Argument: DNA testing increases assurances of guilt; basis for executions
Thomas R. Eddlem. "Ten anti-death penalty fallacies". The New American. June 3, 2002 - FALLACY #4: DNA Evidence
"Since the US. Supreme Court ruled in 1976 that capital punishment is not 'cruel and unusual,' 618 prisoners have been executed across the nation and about 80 have been exonerated.... Those disturbing odds beg the question: If the chances of executing an innocent person are so high, should we have capital punishment?" (ABCNews.com, March 6, 2000)
Correction: While most of those released from death row have been released for political purposes or for technical reasons unrelated to guilt, it is true that a small number have been released because DNA evidence has proven innocence.

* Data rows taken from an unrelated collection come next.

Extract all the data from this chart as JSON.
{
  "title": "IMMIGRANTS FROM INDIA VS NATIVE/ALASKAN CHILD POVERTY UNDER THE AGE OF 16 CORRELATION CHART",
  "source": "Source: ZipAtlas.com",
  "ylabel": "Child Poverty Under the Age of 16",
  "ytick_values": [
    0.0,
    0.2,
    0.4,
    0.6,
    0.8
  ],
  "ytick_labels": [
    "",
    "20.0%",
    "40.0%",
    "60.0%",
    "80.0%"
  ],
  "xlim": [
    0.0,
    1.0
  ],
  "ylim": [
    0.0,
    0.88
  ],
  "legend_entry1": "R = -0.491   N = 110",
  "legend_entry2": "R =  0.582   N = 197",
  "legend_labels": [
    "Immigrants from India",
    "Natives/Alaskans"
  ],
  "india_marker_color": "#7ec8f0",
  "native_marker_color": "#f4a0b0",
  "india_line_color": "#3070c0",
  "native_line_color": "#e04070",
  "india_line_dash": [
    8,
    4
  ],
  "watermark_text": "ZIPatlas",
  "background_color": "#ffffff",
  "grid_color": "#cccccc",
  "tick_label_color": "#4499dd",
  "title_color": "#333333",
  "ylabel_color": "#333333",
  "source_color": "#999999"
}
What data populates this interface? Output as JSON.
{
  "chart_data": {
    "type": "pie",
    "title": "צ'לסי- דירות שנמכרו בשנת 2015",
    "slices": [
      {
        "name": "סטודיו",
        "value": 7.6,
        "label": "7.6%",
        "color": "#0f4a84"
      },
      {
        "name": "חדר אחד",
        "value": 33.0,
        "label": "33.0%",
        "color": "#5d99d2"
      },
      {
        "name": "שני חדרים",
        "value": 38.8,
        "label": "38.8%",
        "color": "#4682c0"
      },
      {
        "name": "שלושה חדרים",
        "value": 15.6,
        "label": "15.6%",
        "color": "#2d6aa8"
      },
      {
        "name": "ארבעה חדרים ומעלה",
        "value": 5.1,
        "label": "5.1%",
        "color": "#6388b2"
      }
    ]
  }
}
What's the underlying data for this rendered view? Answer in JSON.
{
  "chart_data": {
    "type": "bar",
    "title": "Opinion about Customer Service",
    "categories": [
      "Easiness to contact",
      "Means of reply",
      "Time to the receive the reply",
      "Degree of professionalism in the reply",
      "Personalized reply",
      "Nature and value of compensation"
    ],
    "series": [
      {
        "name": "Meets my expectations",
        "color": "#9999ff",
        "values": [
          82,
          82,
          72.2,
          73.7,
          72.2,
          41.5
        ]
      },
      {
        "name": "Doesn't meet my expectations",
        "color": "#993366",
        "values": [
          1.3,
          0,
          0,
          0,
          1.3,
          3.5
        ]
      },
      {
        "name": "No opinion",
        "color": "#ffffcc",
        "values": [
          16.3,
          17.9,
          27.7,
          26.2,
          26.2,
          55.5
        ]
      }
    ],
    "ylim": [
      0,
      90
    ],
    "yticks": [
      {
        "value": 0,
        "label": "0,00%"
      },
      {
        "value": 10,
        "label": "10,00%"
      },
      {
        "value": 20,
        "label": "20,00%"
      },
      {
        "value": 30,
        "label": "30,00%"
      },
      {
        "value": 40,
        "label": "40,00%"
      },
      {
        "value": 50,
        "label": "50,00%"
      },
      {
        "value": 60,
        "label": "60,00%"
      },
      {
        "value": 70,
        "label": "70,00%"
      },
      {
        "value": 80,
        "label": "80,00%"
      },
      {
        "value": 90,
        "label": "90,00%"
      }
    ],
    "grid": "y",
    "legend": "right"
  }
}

But even though ABC may not agree, its news story reinforces why the release of those on death row argues for, not against, the death penalty: "Widespread use of DNA testing and established standards for defense lawyers will virtually eliminate the argument that the death penalty cannot be fairly applied." If DNA evidence can really prove innocence, it can prove guilt as well, and society can be all the more certain that criminals sentenced to death will be guilty. The system as a whole is already working well. Since reinstituting the death penalty in 1976, not one person executed in the United States has been later proven innocent as a result of DNA evidence.
Peter Bronson. "Death Penalty Guards What is Valued Most". International Herald Tribune. 8 Mar. 2001 - DNA testing has also been a dud for death penalty opponents. It is not springing open dozens of cell doors on death row, because DNA tests are far more likely to confirm guilt than show that exhaustive appeals have still convicted the wrong person. Nonetheless, many states are adopting DNA testing to eliminate even the remote chance of a wrongful execution.